Is the Navajo Nation President Being a Hypocrite about Uranium Mining

According to the U.S. Energy Information nvidia, about 80 percent of the electricity in New Mexico is generated each year by burning coal. The irony is that the dominant anti-nuclear group in New Mexico, Southwest Research and Information Center (SRIC), has shown no evidence of denouncing coal consumption. According to Don Hancock, an SRIC Administrator who directs the non-profit organization’s Nuclear Waste Safety Program, the group’s “spiritual mentor” is John W. Gofman. The former nuclear physicist is an aging, eccentric author who was discredited by the Atomic Energy Commission and was branded by the nuclear power industry as “beyond the pale of reasonable communication.” As a kind gesture, Hancock gave us a copy of a Gofman “cartoon book,” whose theme revolves around Thoreau’s essay, “Civil Disobedience.” Another cosmic ally is Amory B. Lovins of the Rocky Mountain Institute, a favorite Don Hancock icon.

While Gofman championed solar energy in his hey day, Lovins presently espouses hydrogen as a primary solution for transportation, wind, and increasing efficiency through natural gas. However, neither wind power nor solar energy is a relevant energy source in New Mexico. Hydroelectricity supplies about 0.7 percent of New Mexico’s electricity generation. Despite the hoopla and hyperbole, all of other renewable energy sources combined supply New Mexico with a mere 0.6 percent of its electricity. Coal is, in a very big way, the overwhelming reason why New Mexicans are not living in darkness and without heat or air conditioning.

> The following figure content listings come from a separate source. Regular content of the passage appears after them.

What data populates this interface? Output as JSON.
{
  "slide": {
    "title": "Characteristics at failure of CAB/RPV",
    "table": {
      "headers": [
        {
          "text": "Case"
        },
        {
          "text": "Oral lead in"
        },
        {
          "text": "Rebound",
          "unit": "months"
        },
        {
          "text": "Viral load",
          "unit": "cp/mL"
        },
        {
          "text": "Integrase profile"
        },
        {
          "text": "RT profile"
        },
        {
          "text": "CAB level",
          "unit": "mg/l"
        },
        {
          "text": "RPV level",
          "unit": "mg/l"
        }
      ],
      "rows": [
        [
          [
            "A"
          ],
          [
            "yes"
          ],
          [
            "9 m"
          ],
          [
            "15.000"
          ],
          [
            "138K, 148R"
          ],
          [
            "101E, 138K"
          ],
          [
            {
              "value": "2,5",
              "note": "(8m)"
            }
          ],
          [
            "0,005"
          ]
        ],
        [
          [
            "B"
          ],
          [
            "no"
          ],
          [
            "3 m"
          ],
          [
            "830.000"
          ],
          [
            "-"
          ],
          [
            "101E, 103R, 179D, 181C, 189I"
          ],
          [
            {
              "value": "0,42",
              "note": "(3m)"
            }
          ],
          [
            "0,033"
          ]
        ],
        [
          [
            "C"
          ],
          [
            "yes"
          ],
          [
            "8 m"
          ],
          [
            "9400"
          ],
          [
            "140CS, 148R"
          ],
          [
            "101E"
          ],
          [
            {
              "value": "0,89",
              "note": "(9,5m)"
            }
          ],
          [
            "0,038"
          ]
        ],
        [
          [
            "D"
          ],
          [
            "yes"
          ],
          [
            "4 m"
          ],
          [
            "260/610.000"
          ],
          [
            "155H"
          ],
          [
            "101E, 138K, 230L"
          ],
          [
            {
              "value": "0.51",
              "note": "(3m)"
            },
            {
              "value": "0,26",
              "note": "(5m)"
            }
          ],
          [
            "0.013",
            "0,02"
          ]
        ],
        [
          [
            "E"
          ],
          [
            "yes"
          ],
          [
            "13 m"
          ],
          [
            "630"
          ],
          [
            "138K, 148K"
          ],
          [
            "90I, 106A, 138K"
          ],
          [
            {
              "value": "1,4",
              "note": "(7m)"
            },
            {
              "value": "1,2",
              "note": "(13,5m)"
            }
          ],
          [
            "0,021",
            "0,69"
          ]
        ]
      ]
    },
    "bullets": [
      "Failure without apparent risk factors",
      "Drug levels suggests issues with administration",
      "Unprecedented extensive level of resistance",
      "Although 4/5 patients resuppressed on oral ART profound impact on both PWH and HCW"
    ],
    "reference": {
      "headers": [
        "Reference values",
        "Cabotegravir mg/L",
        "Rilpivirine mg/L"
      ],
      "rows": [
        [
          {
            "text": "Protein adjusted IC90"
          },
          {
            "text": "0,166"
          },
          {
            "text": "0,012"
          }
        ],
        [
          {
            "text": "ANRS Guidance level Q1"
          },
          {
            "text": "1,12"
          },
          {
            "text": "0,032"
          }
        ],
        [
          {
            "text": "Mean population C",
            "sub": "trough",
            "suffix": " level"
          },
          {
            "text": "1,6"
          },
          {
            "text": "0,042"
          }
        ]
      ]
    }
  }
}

According to the Harvard School of Public Health, about 2400 people die every year from the air pollution caused from each million tons of sulfur dioxide emitted. In 1999, it is estimated that over 1.05 billion tons were produced, releasing 11.856 million tons of sulfur oxides and more than 5 million tons of nitrous oxides. Having personally inspected the first floor library of SRIC headquarters, no anti-coal mining literature was discovered. There appears to be scant fund-raising interest from these environmental activists to close down New Mexico’s large coal mines. In fact, more U.S. coal mining deaths were reported in 2005 than deaths from uranium mining (zero). StockInterview.com heard no worries at SRIC over the blackening of coal miner’s lungs, but the staff appeared very concerned over the radon gas emitted from uranium mining. Uranium mining in New Mexico came to a standstill about twenty years ago. Coal mining continues as it has for seven decades.

Don’t expect the coal mines of New Mexico to be closed any time soon, though. No matter how deadly coal mines are, coal production is irreplaceable at this time. According to the New Mexico Bureau of Geology and Mineral Resources, tax revenues from coal in 2001 exceeded $30 million. Nearly one-half of the state’s energy needs are met through coal-generated power. The coal industry employed 1,800 people in 2001. New Mexico is the country’s leader for methane gas production from coal beds. Coal is the state’s third largest source of revenues.

An EPA Toxic Release Inventory report published in 2000 reported that two power plants and their coal mines in New Mexico’s San Juan County released 13 million pounds of chemical toxins into the Four Corner’s area (New Mexico, Arizona, Utah and Colorado). It was also reported that 6.5 million tons of solid waste was buried by the two San Juan County power plants on their sites or at nearby coal mines. Those airborne toxins were minuscule compared to over 300 million pounds of other emissions, such as particulates and nitrogen dioxide released into the air, and which can travel for hundreds of miles. Reports confirm those power plants were among the worst polluters in the United States. The eighth worst emitter was Giant Refining, about 17 miles from Gallup, New Mexico, which emitted 608,000 pounds according to the EPA report. Any visitor to the Gallup area can readily smell the stench circulating in the air.